Here are some simple rules of composition that will make your exhibit more attractive:

 If possible, try to follow the flow of the story you are trying to depict.  Determine in advance what that is. Are you trying to show a chronological story? Do you want to arrange the items in such a way as to show which item is more central?  Do you want to emphasize one item that illustrates the central theme of the display? For example, a wedding photograph could be the central item in a display on a wedding that also included a silk flower wedding bouquet and other items from a wedding.  The photograph with a small simple label on it, something as simple as the couple’s name and the date, could enable viewers to tell at a glance what the display was about. A framed wedding invitation next to the photograph would serve even better as a subtle label.  If you are doing a display that is intended to capture a moment in time,  your goal will be to arrange the display so that it appears as though the moment just took place or is just about  to.  You probably will want to have a more informal arrangement that looks like items were just placed casually on a desk or dresser or hung on a clothes hook, as opposed to framing and matting the items.  

Choose a color scheme for the display that goes with the theme, the artifacts, and the space and ties them all together:

1.      The mood you want to convey.  Color communicates symbolically and can tie a display together in a simple way faster than any other visual device. If you had ancestors who fought on opposite sides in the Civil War, displaying momentos of the Union ones on a blue background and the Confederate ones on a gray one can communicate quickly and easily what the theme of the display is. Red, white and blue or olive drab for a World War II display would capture its mood immediately. White with floral colors would  be  appropriate for a wedding display. Choose a color scheme that can help you communicate your message.

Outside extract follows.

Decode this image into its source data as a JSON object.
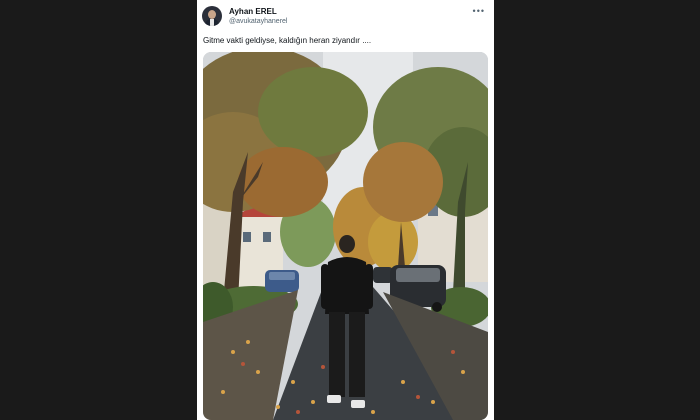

2.     The heirlooms. Our grandmother’s kitchen took its color scheme from my grandmother’s old cookstove, which was gray porcelain with a blue speckled design. We found modern gray laminate countertop with blue speckles that matched it perfectly. In stripping multiple layers of paint from old chairs that had belonged to her, we found that the bottom layer of some of them matched the blue speckles, so we repainted the chairs and her Hoosier cabinet, which also had been painted many times, in the same blue. Gray crockery from her original kitchen and a flea market,  blue and white china, and red touches such as her recipe box and red Depression glass dishes help warm up the display.  It is not always possible, but it helps unify the display if you can pick colors from at least some of your heirlooms.


3.     Consider the era the display represents. Psychedelic colors look terrific in a display of 1970s memorabilia, but would be out of place and inaccurate in most other settings.


4.     Consider the setting. If your display looks great in and of itself and the colors are accurate for the message of the display, but it looks terrible in the room you have placed it,  you will dilute much of its attractiveness and impact. Reconciling a display to its surroundings doesn’t have to be as hard as you think it is. For every display, there are always a variety of possibilities, and if one chosen color doesn’t look good with the color scheme of your room,  experiment until you find one that works well with both your display and its setting.